Kemmy Fukita reaproveita os filtros usados pela mãe (Foto: Arquivo Pessoal)

Kemmy Fukita reaproveita os filtros usados pela mãe (Foto: Arquivo Pessoal)

Em 2015, a ilustradora Kemmy Fukita, de Paranavaí, no Noroeste do Paraná, criou uma página no Facebook para divulgar o seu projeto “No Filtro”, em que reaproveita filtros de papel usados para coar café. Unindo arte e sustentabilidade, Kemmy reproduz com singularidade imagens de pessoas famosas e anônimas em construções visuais que transmitem fortes sentimentos e sensações.

Seus traços influenciados pelo hiper-realismo, surrealismo e art nouveau são carregados de intensidade, influências que ela assume com orgulho, assim como a fotografia. “Muitos dos meus desenhos surgem da observação. Gosto muito de desenhar rostos femininos realistas e um pouco desfigurados do real, com cicatrizes. Isto porque sempre tentei representar uma mulher forte, apesar das dificuldades que ela tenha de passar”, explica.

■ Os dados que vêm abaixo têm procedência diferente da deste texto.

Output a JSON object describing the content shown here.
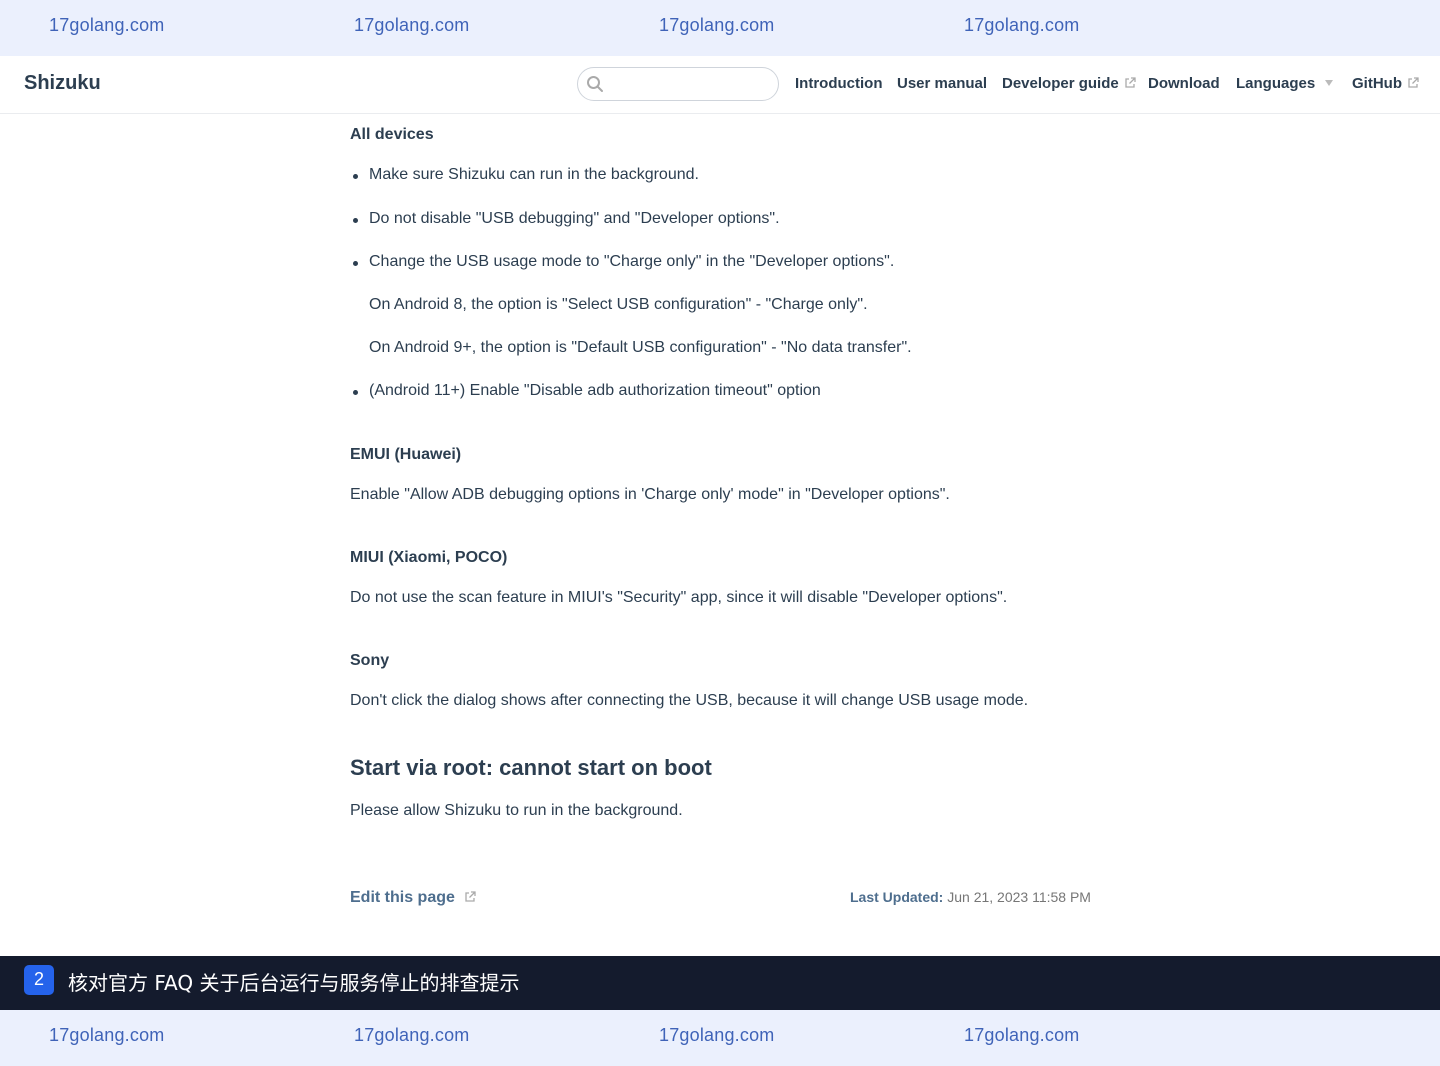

Toda vez que Dona Rosa termina de usar um filtro de café, a filha Kemmy, de 20 anos, o lava com sutileza, para preservá-lo com aspecto envelhecido, e aguarda a secagem antes de começar a produção de mais um desenho. “O processo não é demorado, mas exige muita paciência porque se algo der errado é preciso recomeçar. Para desenhar um rosto realista, por exemplo, eu levo uma hora. Varia de acordo com o grau de dificuldade”, informa.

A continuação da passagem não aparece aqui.